But of course, if you were a simple perceptual creature, you would just see that there'd be a bar on top and a bar on the bottom. You wouldn't expect anything in the middle because you never saw anything in the middle. So, what you do then is you show babies this and then you show them either B or C and if we do this with adults you expect B, C is almost a joke.
And, in fact, babies respond the same way. Babies expect there to be an entire, complete bar and are surprised and look longer at the broken bar. Other studies, some of them--Well, here's another study by Rene Baillargeon looking at the same thing in a different way.
You show the baby, say a six-month-old, a stage with a block on it. Then a screen rises and obscures the block. Now, if the babies expect the block to still be there, they should think the block should stop the screen.
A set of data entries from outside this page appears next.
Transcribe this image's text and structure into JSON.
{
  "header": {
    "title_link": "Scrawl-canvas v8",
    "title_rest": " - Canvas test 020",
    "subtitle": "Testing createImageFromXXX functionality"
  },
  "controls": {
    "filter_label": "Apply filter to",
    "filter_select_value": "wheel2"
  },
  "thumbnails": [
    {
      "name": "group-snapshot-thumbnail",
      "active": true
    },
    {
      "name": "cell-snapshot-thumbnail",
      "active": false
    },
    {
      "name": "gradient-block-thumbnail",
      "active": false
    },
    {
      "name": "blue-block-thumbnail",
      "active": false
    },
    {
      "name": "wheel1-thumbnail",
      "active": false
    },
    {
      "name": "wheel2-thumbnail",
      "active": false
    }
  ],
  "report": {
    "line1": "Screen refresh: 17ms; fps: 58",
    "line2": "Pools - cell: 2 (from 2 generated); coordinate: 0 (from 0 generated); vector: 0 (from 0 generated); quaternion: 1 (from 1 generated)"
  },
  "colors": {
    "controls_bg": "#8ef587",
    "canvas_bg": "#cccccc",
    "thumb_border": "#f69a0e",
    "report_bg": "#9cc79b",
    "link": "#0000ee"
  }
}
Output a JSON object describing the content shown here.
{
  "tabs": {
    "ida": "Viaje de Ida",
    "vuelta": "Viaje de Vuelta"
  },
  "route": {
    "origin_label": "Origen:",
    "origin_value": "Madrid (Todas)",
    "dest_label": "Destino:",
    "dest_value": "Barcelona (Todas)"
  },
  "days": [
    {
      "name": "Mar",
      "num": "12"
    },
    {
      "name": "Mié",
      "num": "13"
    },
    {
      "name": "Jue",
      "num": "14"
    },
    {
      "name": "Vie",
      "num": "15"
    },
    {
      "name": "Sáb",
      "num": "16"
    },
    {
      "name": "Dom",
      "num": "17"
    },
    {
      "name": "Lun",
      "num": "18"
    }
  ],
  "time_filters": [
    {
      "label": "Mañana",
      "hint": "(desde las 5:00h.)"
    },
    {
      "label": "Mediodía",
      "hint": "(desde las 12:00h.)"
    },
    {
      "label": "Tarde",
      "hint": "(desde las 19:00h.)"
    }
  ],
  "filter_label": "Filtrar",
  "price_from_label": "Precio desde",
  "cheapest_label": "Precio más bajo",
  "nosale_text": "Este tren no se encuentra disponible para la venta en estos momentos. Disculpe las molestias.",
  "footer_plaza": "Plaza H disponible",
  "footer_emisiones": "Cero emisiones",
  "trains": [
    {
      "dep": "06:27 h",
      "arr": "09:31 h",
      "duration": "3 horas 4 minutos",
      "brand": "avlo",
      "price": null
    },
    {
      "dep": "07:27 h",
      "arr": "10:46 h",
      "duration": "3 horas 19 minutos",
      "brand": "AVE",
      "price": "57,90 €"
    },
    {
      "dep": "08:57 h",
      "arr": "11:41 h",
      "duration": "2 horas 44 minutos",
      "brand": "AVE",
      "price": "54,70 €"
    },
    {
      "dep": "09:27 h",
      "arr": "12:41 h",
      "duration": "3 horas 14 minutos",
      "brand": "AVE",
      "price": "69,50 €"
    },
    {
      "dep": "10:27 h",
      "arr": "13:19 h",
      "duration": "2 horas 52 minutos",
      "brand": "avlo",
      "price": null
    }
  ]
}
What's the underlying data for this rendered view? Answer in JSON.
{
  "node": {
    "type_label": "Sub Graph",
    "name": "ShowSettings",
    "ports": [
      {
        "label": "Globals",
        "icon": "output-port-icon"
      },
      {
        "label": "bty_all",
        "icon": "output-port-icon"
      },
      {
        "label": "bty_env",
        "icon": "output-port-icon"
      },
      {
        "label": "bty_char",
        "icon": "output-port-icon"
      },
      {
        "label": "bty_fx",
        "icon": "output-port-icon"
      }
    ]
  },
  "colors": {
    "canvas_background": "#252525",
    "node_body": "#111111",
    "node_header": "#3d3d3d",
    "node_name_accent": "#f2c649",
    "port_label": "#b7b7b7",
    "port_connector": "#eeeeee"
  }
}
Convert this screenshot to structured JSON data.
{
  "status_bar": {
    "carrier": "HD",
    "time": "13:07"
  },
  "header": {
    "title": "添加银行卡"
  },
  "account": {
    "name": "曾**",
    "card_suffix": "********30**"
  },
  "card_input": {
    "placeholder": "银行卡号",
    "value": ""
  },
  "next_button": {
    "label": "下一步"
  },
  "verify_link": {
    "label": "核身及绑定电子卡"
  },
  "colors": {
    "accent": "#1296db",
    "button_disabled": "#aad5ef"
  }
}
On the other hand, if out of sight out of mind, they should expect the screen to keep going. So, what you do is you set up a couple of displays, one where the block is stopped, the other one where you take this away with a trap door and it keeps going. And, as you see, the baby screams when this happens.
That doesn't really happen, but they do look longer. One final example of an object permanence study. Some of this work's been done at Yale in Karen Wynn's lab, where they look at babies' understanding of addition and subtraction.
And a lot of it is done with real objects, but there's also animated versions so here is an animated example. Babies are surprised. They expect 2 - 1 = 1 and when 2 - 1 = 2 or 3 or 0, they look longer, indicating surprise.
And even six-month-olds are sensitive to these rudimentary facts of arithmetic, telling us something about their mathematical knowledge, but also telling us something about that they expect things to remain when they're out of sight. Now, this research suggests that infants' understanding of the physical world is there from the very start, but at the same time not entirely. We know there are certain things babies don't know.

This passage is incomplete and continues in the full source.